Comparison between "Look back in Anger" & "The Kitchen"
In this paper we will compare the passing of time in the plays “Look back in Anger” by John Osborne and “The Kitchen” by Arnold Wesker, where we will see the differences and similarities of these two plays.
In Look back in Anger, the time runs slow, with scenes like Jimmy and Cliff reading the papers and smoking in a boring Sunday afternoon, while Allison is ironing in silence. The conversations between Jim and Cliff are also long and a lot of times they have conversations that don’t make sense, like discussions that started about little things, which only make the reader think the time doesn’t advance.
The characters (Jimmy makes it a lot of times) talks about the situation of the country, about the government and he complains about his life, about his wife, and about his wife’s family, very especially about his father-in-law.
With these monologues, the author makes the time slowest and stressful situations that always end in rage attacks against her wife.
When he has discussions with her wife and also with Cliff, the time runs faster, because the conversations are shorter, and, not reading the plays, but in a representation the action turns faster with shorts sentences and more movement, something that we can’t understand reading the play.
We can say that rhythm in “Look back in Anger” is employed to give the spectator a sensation of monotony and to obtain stressful situations.
Using the time, the author employs some jumps on the it, to get the scene two months after, in this case.
Comparing with “The Kitchen”, we can say that both plays have similarities in the use of the time although we can see some differences.
This play talks, like the other one, about monotony and stressful situations (in this play we can see more stressful situations than in “Look back in Anger”).
We see that rhythm is slow, Arnold Wesker makes the scenes slow and boring in some moments, to obtain a sensation of monotony and that they are working in a mechanical job. Even the author explains that a concrete scene has to be interpreted slowly, to give the sensation that the action happens in a long portion of time.
On the other hand, there are some moments, a lot of moments, where the action runs and runs with fast dialogues, made with short sentences.

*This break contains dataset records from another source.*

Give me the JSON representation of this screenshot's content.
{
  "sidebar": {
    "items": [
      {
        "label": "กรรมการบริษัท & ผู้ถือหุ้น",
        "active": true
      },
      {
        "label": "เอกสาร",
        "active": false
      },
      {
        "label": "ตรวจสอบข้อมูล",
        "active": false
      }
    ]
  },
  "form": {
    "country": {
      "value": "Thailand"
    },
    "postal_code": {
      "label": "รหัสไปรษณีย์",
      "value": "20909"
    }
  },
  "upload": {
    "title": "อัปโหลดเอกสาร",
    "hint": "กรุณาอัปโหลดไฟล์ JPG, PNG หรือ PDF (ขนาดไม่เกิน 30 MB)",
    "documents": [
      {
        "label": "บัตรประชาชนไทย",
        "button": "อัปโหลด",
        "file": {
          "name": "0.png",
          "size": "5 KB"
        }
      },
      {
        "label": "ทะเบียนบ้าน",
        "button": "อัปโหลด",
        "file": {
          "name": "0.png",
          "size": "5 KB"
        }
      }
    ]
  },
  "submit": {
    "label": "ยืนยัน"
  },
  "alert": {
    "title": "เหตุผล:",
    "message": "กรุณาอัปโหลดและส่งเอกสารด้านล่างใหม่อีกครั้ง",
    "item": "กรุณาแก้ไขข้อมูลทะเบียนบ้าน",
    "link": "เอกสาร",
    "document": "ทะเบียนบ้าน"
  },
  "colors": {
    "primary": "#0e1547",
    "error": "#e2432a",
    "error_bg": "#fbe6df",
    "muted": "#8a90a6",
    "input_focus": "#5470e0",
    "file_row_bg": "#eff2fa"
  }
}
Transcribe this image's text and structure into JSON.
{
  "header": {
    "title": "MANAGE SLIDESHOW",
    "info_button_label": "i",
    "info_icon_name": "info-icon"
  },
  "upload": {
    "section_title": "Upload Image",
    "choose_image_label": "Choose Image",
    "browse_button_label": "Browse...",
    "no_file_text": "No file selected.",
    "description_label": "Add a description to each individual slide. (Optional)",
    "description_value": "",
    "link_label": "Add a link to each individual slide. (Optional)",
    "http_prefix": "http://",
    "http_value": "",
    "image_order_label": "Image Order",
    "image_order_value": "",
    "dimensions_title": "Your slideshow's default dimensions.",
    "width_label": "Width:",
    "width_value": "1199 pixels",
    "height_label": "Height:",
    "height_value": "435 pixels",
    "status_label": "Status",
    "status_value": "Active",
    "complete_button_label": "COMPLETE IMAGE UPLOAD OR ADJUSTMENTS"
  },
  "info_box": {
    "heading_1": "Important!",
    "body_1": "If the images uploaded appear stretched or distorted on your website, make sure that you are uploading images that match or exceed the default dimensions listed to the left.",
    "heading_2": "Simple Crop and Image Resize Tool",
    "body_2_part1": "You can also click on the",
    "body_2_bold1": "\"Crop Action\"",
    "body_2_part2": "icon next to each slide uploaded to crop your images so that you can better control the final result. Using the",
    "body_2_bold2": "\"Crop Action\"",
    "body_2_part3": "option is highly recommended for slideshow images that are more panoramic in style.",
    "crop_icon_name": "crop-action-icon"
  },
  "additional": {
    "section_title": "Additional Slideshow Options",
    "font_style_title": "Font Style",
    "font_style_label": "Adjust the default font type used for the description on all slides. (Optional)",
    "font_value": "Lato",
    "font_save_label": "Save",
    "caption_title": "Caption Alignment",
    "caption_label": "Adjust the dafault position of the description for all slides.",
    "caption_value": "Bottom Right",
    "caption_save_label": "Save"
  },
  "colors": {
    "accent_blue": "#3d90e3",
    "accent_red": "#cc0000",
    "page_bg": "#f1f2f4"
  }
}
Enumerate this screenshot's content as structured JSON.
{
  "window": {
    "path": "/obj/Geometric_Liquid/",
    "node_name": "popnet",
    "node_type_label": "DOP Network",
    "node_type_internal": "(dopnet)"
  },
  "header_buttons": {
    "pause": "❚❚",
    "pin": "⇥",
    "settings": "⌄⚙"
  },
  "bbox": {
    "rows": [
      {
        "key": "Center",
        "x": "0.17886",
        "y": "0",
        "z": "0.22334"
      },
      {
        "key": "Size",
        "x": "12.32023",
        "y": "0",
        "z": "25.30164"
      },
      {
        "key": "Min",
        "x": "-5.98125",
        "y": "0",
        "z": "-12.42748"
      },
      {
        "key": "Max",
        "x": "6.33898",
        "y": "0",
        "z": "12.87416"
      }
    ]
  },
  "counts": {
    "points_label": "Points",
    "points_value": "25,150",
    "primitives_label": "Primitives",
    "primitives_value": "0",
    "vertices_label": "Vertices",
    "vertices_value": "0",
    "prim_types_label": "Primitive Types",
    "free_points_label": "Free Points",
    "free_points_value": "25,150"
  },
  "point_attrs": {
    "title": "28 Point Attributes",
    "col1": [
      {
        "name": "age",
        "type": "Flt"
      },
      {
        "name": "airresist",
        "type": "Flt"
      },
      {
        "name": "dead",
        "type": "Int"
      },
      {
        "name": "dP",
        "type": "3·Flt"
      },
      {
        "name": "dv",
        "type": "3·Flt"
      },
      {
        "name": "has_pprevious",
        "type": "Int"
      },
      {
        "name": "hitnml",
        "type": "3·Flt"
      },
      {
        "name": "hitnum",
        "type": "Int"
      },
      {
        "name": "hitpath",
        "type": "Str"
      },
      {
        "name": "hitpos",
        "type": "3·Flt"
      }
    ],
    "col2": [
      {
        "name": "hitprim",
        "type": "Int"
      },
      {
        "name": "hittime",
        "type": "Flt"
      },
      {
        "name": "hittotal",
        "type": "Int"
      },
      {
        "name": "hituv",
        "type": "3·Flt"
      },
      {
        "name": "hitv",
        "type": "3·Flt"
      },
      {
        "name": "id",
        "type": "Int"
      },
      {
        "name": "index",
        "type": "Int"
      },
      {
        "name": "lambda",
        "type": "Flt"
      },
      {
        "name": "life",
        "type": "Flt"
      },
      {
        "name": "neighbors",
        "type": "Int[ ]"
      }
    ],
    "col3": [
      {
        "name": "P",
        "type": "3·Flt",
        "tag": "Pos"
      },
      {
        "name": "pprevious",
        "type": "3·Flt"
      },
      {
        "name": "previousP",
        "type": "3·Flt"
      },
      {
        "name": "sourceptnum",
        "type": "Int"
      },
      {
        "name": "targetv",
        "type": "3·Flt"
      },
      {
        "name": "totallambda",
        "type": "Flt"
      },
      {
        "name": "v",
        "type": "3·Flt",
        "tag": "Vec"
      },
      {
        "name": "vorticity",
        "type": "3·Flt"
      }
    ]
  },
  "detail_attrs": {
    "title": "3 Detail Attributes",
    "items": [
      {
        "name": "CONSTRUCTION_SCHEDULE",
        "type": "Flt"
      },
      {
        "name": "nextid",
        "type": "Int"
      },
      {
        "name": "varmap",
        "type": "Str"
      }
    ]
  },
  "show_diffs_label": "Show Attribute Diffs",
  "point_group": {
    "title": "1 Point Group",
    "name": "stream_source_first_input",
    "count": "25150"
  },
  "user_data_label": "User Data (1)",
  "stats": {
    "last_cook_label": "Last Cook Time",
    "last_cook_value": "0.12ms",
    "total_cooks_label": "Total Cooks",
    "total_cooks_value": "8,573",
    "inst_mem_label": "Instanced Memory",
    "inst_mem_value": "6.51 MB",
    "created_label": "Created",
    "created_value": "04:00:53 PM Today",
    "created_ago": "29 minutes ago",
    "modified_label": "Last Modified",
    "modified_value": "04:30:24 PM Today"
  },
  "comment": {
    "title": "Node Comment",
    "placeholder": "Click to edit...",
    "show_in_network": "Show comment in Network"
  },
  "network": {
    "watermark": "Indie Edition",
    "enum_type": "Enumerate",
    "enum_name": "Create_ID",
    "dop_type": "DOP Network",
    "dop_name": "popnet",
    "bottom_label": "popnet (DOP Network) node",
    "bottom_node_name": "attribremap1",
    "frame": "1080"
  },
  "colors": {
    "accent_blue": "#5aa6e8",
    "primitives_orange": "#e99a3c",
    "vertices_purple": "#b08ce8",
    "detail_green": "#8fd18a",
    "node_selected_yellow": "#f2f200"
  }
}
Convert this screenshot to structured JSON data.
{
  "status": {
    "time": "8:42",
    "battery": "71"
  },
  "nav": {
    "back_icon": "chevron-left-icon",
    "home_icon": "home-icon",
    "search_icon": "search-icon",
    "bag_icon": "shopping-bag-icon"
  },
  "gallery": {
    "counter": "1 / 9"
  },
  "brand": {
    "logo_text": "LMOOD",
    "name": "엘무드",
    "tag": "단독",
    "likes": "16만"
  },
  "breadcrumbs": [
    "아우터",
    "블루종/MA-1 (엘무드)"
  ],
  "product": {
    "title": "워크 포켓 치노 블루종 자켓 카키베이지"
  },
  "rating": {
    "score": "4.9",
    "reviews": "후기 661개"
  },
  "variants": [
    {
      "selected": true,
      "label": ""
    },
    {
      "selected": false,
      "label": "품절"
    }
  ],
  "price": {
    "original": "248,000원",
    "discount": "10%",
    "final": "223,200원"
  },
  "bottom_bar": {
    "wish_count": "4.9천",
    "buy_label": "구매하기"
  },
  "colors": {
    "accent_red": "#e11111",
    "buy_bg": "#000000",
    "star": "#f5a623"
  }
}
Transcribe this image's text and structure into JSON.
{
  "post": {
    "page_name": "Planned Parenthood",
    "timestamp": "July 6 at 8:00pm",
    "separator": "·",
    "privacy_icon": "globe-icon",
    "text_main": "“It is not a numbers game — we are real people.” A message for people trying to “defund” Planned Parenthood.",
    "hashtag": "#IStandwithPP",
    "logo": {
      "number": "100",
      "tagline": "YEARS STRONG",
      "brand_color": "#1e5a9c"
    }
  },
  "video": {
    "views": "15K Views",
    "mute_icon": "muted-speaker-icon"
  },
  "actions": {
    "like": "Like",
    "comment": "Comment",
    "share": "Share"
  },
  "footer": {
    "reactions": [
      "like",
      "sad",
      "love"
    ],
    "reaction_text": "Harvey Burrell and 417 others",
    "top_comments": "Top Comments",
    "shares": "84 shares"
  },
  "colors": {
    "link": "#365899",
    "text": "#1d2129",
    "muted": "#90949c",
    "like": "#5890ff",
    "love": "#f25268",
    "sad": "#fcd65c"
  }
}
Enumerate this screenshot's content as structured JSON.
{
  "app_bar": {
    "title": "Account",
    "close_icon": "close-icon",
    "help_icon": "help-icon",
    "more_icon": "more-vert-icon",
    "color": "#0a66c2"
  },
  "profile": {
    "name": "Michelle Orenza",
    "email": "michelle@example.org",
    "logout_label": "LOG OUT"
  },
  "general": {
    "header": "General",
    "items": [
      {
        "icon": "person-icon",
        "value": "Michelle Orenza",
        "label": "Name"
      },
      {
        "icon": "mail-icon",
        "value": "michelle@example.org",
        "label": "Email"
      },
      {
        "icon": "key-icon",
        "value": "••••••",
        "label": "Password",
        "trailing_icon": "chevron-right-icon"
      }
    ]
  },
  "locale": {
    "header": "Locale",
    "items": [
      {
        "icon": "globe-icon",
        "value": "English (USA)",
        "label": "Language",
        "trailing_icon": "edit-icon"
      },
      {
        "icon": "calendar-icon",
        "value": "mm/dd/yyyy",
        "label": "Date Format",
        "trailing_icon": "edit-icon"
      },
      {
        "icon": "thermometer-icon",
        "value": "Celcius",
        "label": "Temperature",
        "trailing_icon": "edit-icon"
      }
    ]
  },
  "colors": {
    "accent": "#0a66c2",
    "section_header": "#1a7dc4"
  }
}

It happens when they start to work really hard, when there are more customers and the kitchen is a crazy place, and between all that noise and orders, the characters continue talking about their own problems, their lives’ problems and their dreams and thoughts, making for the reader, in this case, for me, a stressful and sometimes incomprehensible situation, because all the things are mixed, and at this time you don’t know what are they talking about neither what time is it or how much time has passed.
We can say, to sum up, that in both plays, the authors use the time to give a sensation of continuity, of mechanical situations, reading newspapers all Sundays or working at the kitchen, and to get a sensation of strain that in the two plays ends with very angry situations, discussions and “every-day-problems”.